Residents of Mississippi were more than twice as likely to die young from preventable or treatable causes in 2002 than residents of Minnesota were.
Researchers have those statistics and other state health, mortality, health care quality and health care access data in a state “health system performance” report released today by the Commonwealth Fund, New York.
When the researchers looked at 2002 deaths from conditions that can be affected by good medical care, such as diabetes and high blood pressure, they found that the United States as a whole averaged about 103 potentially preventable deaths per 100,000 residents younger than age 75.
Age-adjusted annual preventable premature mortality per 100,000 lives ranged from a low of about 70 in Minnesota up to 150 in Mississippi and 160 in the District of Columbia.
The preventable premature mortality rate for white individuals ranged from 61 in the District of Columbia to 118 in West Virginia, and the rate ranged from 106 in Hawaii to 241 in Arkansas for African-American individuals.
Mortality and other health indicators did not correlate perfectly with indicators of health quality and access, the researchers found.
Hawaii, for example, ranked first in terms of access, an indicator that includes factors such as ownership of health insurance.

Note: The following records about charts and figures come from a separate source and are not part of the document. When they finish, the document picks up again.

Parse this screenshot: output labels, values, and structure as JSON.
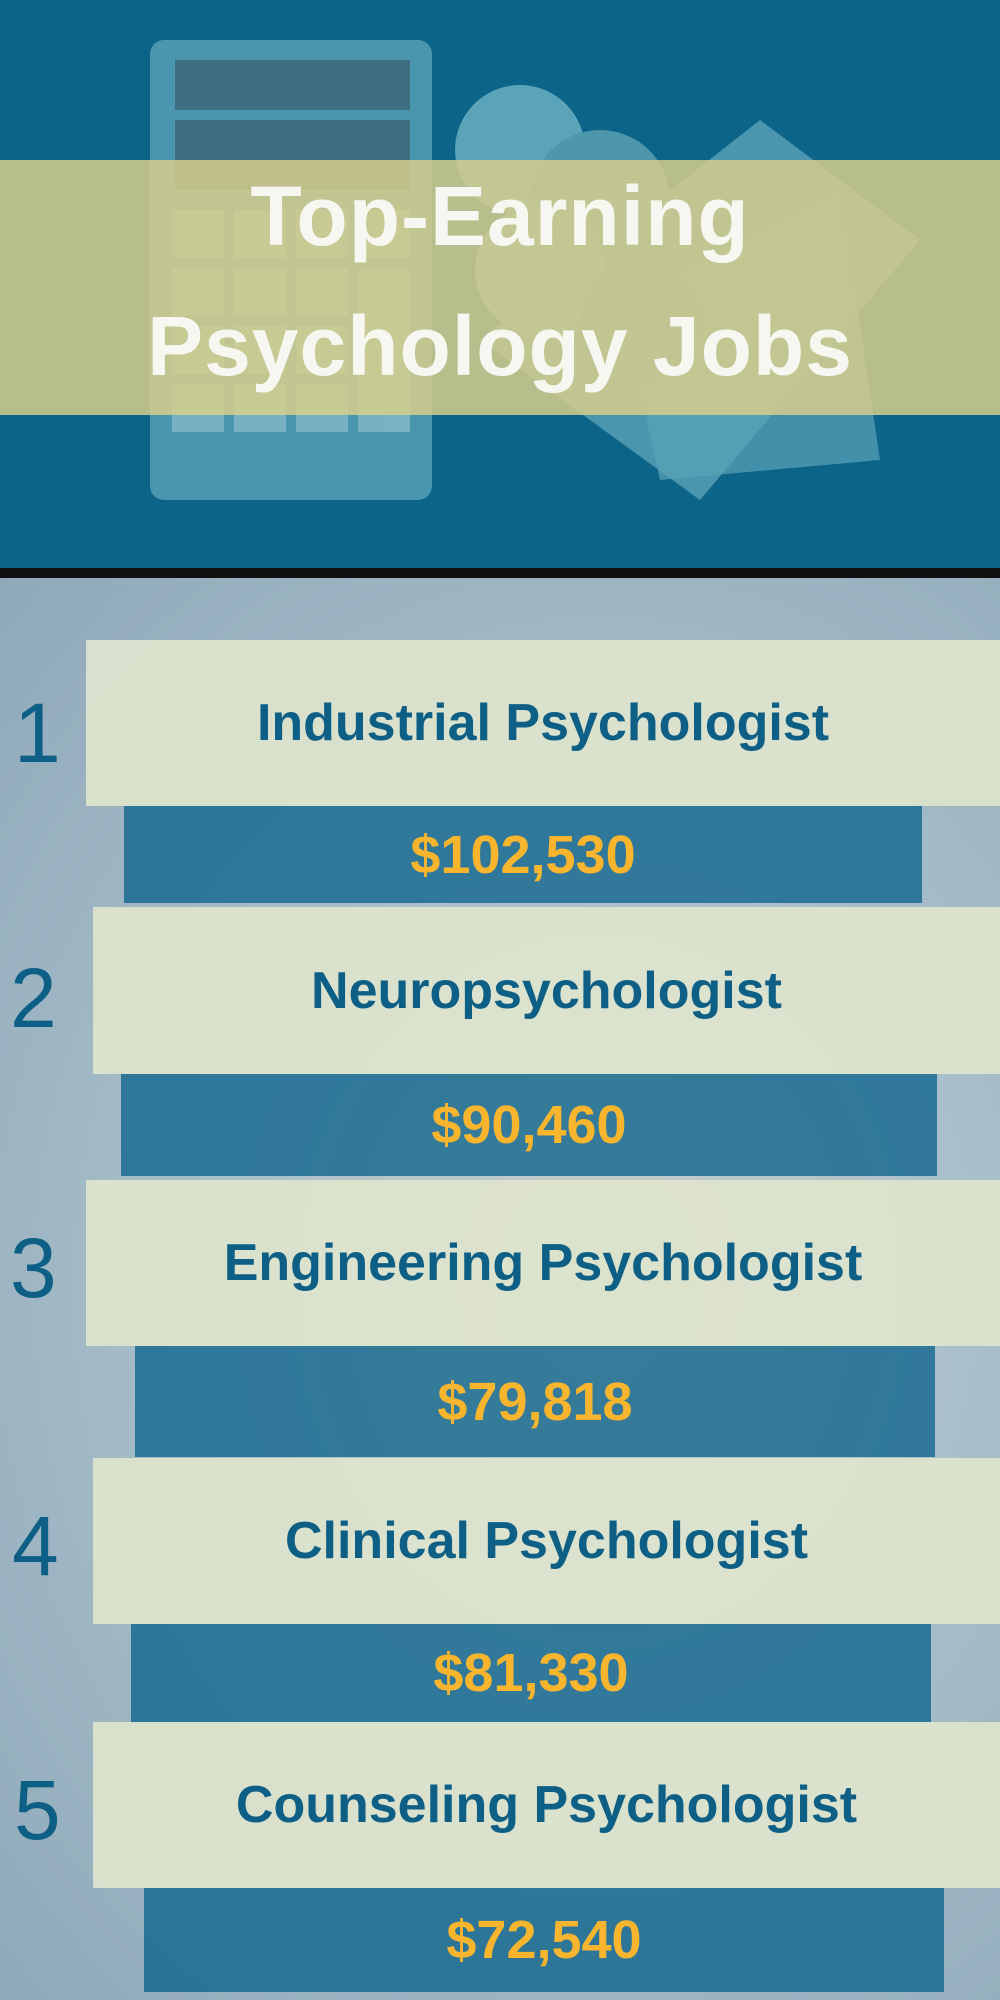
{
  "header": {
    "title_line1": "Top-Earning",
    "title_line2": "Psychology Jobs"
  },
  "colors": {
    "header_bg": "#0c6489",
    "band": "#d6ce8c",
    "job_text": "#0e5f86",
    "salary_text": "#f9b52e"
  },
  "jobs": [
    {
      "rank": "1",
      "title": "Industrial Psychologist",
      "salary": "$102,530"
    },
    {
      "rank": "2",
      "title": "Neuropsychologist",
      "salary": "$90,460"
    },
    {
      "rank": "3",
      "title": "Engineering Psychologist",
      "salary": "$79,818"
    },
    {
      "rank": "4",
      "title": "Clinical Psychologist",
      "salary": "$81,330"
    },
    {
      "rank": "5",
      "title": "Counseling Psychologist",
      "salary": "$72,540"
    }
  ]
}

Hawaii ranked fourth in terms of a “healthy lives” indicator, which includes indicators such as disability rates as well as mortality rates, but it ranked only 20th in terms of preventable premature deaths.
Texas ranked last in terms of access and 46th in terms of quality, but it performed somewhat better in the health quality rankings. It came in 37th on the preventable premature deaths chart and 24th on the healthy lives chart.
But overall analysis of the study findings shows that health insurance, the main component of the health access indicator developed by the authors of the Commonwealth Fund report, plays a critical role in improving the quality of care a person in a particular state receives, the authors of the report say.
“States can do much to improve both affordable access and efficiency in the organization of insurance and delivery of care through their oversight of health insurance markets, purchase of insurance for state employees, and support of public insurance initiatives,” authors write in the report.
Many states with relatively high quality care also have relatively low levels of spending, and health insurance rates are lower in some expensive, high-income states, such as New York, than they are in lower-income states, such as Maine, the researchers note.
“If all states could approach the low levels of mortality from conditions amenable to care achieved by the top state, nearly 90,000 fewer deaths before the age of 75 would occur annually,” the researchers write. “If insurance rates nationwide reached that of the top states, the uninsured population would be halved. Matching the performance of the best states on chronic care would enable close to 4 million more diabetics across the nation to receive basic recommended care and avoid preventable complications, such as renal failure or limb amputation.”
Allison Bell contributed information to this report.